Syntaxe yaml en 2 minutes

Quiconque se lance dans l’aventure Symfony (peut) se retrouver face à cette nouvelle syntaxe qui ressemble (un peu) au json. Massivement utilisée dans les fichiers de configuration, il est indispensable de posséder quelques notions rudimentaires.

Collections

Similaire aux tableaux et autres objets.

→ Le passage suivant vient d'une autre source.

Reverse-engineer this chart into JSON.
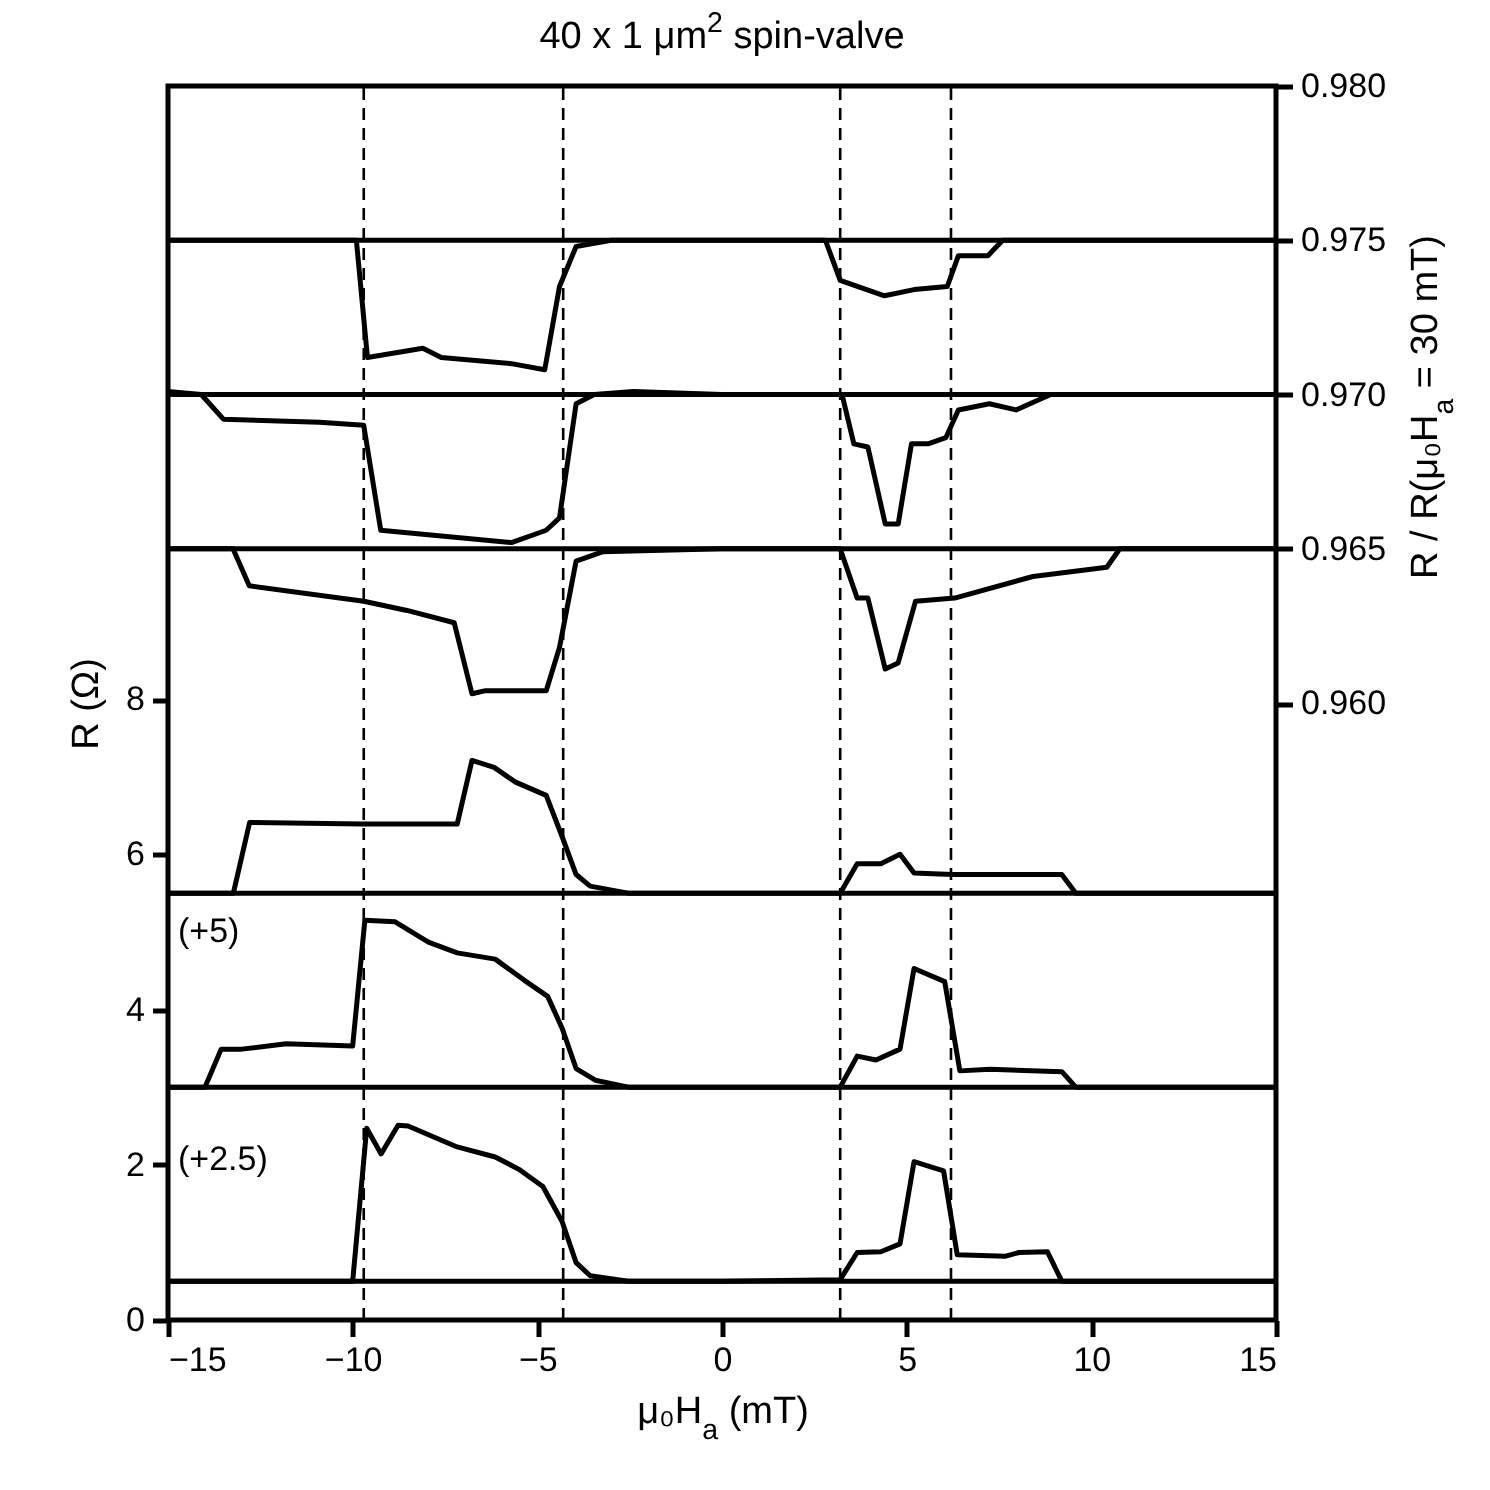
{
  "chart_data": {
    "type": "line",
    "title": "40 x 1 μm$^{2}$ spin-valve",
    "xlabel": "μ₀H$_{a}$ (mT)",
    "ylabel": "R (Ω)",
    "y2label": "R / R(μ₀H$_{a}$ = 30 mT)",
    "xlim": [
      -15,
      15
    ],
    "xticks": [
      -15,
      -10,
      -5,
      0,
      5,
      10,
      15
    ],
    "ylim": [
      0,
      15.9
    ],
    "yticks": [
      0,
      2,
      4,
      6,
      8
    ],
    "y2lim": [
      0.94,
      0.98
    ],
    "y2ticks": [
      {
        "value": 0.96,
        "label": "0.960"
      },
      {
        "value": 0.965,
        "label": "0.965"
      },
      {
        "value": 0.97,
        "label": "0.970"
      },
      {
        "value": 0.975,
        "label": "0.975"
      },
      {
        "value": 0.98,
        "label": "0.980"
      }
    ],
    "series": [
      {
        "color": "#000000",
        "axis": "y2",
        "x": [
          -15,
          0,
          15
        ],
        "values": [
          0.975,
          0.975,
          0.975
        ]
      },
      {
        "color": "#000000",
        "axis": "y2",
        "x": [
          -15,
          -9.9,
          -9.6,
          -8.1,
          -7.6,
          -5.7,
          -4.8,
          -4.4,
          -3.95,
          -3,
          0,
          2.8,
          3.2,
          4.4,
          5.2,
          6.1,
          6.4,
          7.2,
          7.6,
          10,
          15
        ],
        "values": [
          0.975,
          0.975,
          0.9712,
          0.9715,
          0.9712,
          0.971,
          0.9708,
          0.9735,
          0.9748,
          0.975,
          0.975,
          0.975,
          0.9737,
          0.9732,
          0.9734,
          0.9735,
          0.9745,
          0.9745,
          0.975,
          0.975,
          0.975
        ]
      },
      {
        "color": "#000000",
        "axis": "y2",
        "x": [
          -15,
          0,
          15
        ],
        "values": [
          0.97,
          0.97,
          0.97
        ]
      },
      {
        "color": "#000000",
        "axis": "y2",
        "x": [
          -15,
          -14.1,
          -13.5,
          -10.9,
          -9.7,
          -9.24,
          -5.7,
          -4.76,
          -4.4,
          -3.95,
          -3.46,
          -2.4,
          0,
          3.25,
          3.57,
          3.95,
          4.42,
          4.77,
          5.13,
          5.58,
          6.06,
          6.4,
          7.24,
          7.96,
          8.9,
          15
        ],
        "values": [
          0.9701,
          0.97,
          0.9692,
          0.9691,
          0.969,
          0.9656,
          0.9652,
          0.9656,
          0.966,
          0.9697,
          0.97,
          0.9701,
          0.97,
          0.97,
          0.9684,
          0.9683,
          0.9658,
          0.9658,
          0.9684,
          0.9684,
          0.9686,
          0.9695,
          0.9697,
          0.9695,
          0.97,
          0.97
        ]
      },
      {
        "color": "#000000",
        "axis": "y2",
        "x": [
          -15,
          0,
          15
        ],
        "values": [
          0.965,
          0.965,
          0.965
        ]
      },
      {
        "color": "#000000",
        "axis": "y2",
        "x": [
          -15,
          -13.24,
          -12.8,
          -9.7,
          -8.53,
          -7.25,
          -6.77,
          -6.4,
          -4.76,
          -4.4,
          -3.95,
          -3.24,
          0,
          3.2,
          3.66,
          3.95,
          4.42,
          4.77,
          5.24,
          6.3,
          8.42,
          10.42,
          10.77,
          15
        ],
        "values": [
          0.965,
          0.965,
          0.9638,
          0.9633,
          0.963,
          0.9626,
          0.9603,
          0.9604,
          0.9604,
          0.9618,
          0.9646,
          0.9649,
          0.965,
          0.965,
          0.9634,
          0.9634,
          0.9611,
          0.9613,
          0.9633,
          0.9634,
          0.9641,
          0.9644,
          0.965,
          0.965
        ]
      },
      {
        "color": "#000000",
        "x": [
          -15,
          0,
          15
        ],
        "values": [
          5.5,
          5.5,
          5.5
        ]
      },
      {
        "color": "#000000",
        "x": [
          -15,
          -13.23,
          -12.79,
          -9.75,
          -7.17,
          -6.77,
          -6.17,
          -5.59,
          -4.76,
          -4.33,
          -3.95,
          -3.57,
          -2.54,
          0,
          3.2,
          3.66,
          4.3,
          4.82,
          5.2,
          6.23,
          9.2,
          9.58,
          15
        ],
        "values": [
          5.5,
          5.5,
          6.41,
          6.39,
          6.39,
          7.21,
          7.12,
          6.93,
          6.76,
          6.23,
          5.74,
          5.59,
          5.5,
          5.5,
          5.5,
          5.88,
          5.88,
          6.0,
          5.76,
          5.74,
          5.74,
          5.5,
          5.5
        ]
      },
      {
        "color": "#000000",
        "x": [
          -15,
          0,
          15
        ],
        "values": [
          3,
          3,
          3
        ]
      },
      {
        "color": "#000000",
        "x": [
          -15,
          -14,
          -13.56,
          -13,
          -11.8,
          -10,
          -9.67,
          -8.85,
          -7.95,
          -7.17,
          -6.14,
          -5.36,
          -4.72,
          -4.33,
          -3.95,
          -3.43,
          -2.54,
          0,
          3.2,
          3.66,
          4.17,
          4.82,
          5.2,
          6.03,
          6.44,
          7.26,
          9.2,
          9.58,
          15
        ],
        "values": [
          3,
          3,
          3.49,
          3.49,
          3.56,
          3.53,
          5.15,
          5.13,
          4.87,
          4.73,
          4.65,
          4.38,
          4.17,
          3.76,
          3.24,
          3.09,
          3,
          3,
          3,
          3.4,
          3.35,
          3.49,
          4.53,
          4.36,
          3.21,
          3.23,
          3.2,
          3,
          3
        ]
      },
      {
        "color": "#000000",
        "x": [
          -15,
          0,
          15
        ],
        "values": [
          0.5,
          0.5,
          0.5
        ]
      },
      {
        "color": "#000000",
        "x": [
          -15,
          -10,
          -9.62,
          -9.23,
          -8.77,
          -8.5,
          -7.17,
          -6.14,
          -5.49,
          -4.85,
          -4.33,
          -3.95,
          -3.57,
          -2.54,
          0,
          3.2,
          3.66,
          4.3,
          4.82,
          5.2,
          6,
          6.37,
          7.66,
          8.04,
          8.81,
          9.2,
          15
        ],
        "values": [
          0.5,
          0.5,
          2.47,
          2.14,
          2.51,
          2.5,
          2.23,
          2.1,
          1.94,
          1.72,
          1.27,
          0.74,
          0.57,
          0.5,
          0.5,
          0.52,
          0.87,
          0.88,
          0.98,
          2.04,
          1.92,
          0.84,
          0.82,
          0.87,
          0.88,
          0.5,
          0.5
        ]
      }
    ],
    "ref_lines": [
      {
        "axis": "x",
        "value": -9.7,
        "line_style": "dashed"
      },
      {
        "axis": "x",
        "value": -4.3,
        "line_style": "dashed"
      },
      {
        "axis": "x",
        "value": 3.2,
        "line_style": "dashed"
      },
      {
        "axis": "x",
        "value": 6.2,
        "line_style": "dashed"
      }
    ],
    "annotations": [
      "(+5)",
      "(+2.5)"
    ]
  }
}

L’arborescence se fait avec les  indentations, ces dernières se faisant avec des espaces (en général 4).

# List
fruits:
    - apple
    - orange
# Map
nicolas:
    name: Programmer
    job: Developer
    skill: Elite

Syntaxe rapide de l’exemple précédent (sans indentation) :

fruits: [apple, orange]
nicolas: {name: Programmer, job: Developer, skill: Elite}

Scalaires

# A Comment
key: value
numeric: 99
other_numeric: 1e+9
boolean: true
null_value: null
null_again: ~
space_key: value

Les valeurs peuvent s’étendre sur plusieurs lignes :

# Literal block
bloc_littéral: |
    Valeur avec des retours
    de ligne conservées.

        Une phrase indentée dans la valeur.

# Folded block
folded_block: >
    Valeur avec des retours
    de ligne transformées espace.

    Une ligne vide est transformé en retour de ligne

        Une phrase indentée dans la valeur conserve
        son saut de ligne

Références externes

Utiliser le cache Symfony

Théorie

Symfony utilise une implémentation bien connue de l‘interface PSR-6. Elle repose sur 3 concepts :

  • item : une unité d’information identifiée par une paire key/value dans laquelle key est un identifiant unique et valeur l’information elle même (par exemple un tableau, un objet ou une chaîne). Dans notre application, il s’agit d’un objet qui doit implémenter CacheItemInterface.
  • pool : on peut voir ça comme un dépôt qui contient tous nos items. De plus c’est lui qui va réaliser toutes les opérations basiques liées au système de cache (ajout, suppression, mise à jour  etc). Dans notre application, il s’agit d’un objet qui doit implémenter CacheItemPoolInterface.
  • adapter : la « glue » qui fait la liaison entre notre application et le cache. Dans notre application il s’agit d’un service et c’est lui qu’on va utiliser.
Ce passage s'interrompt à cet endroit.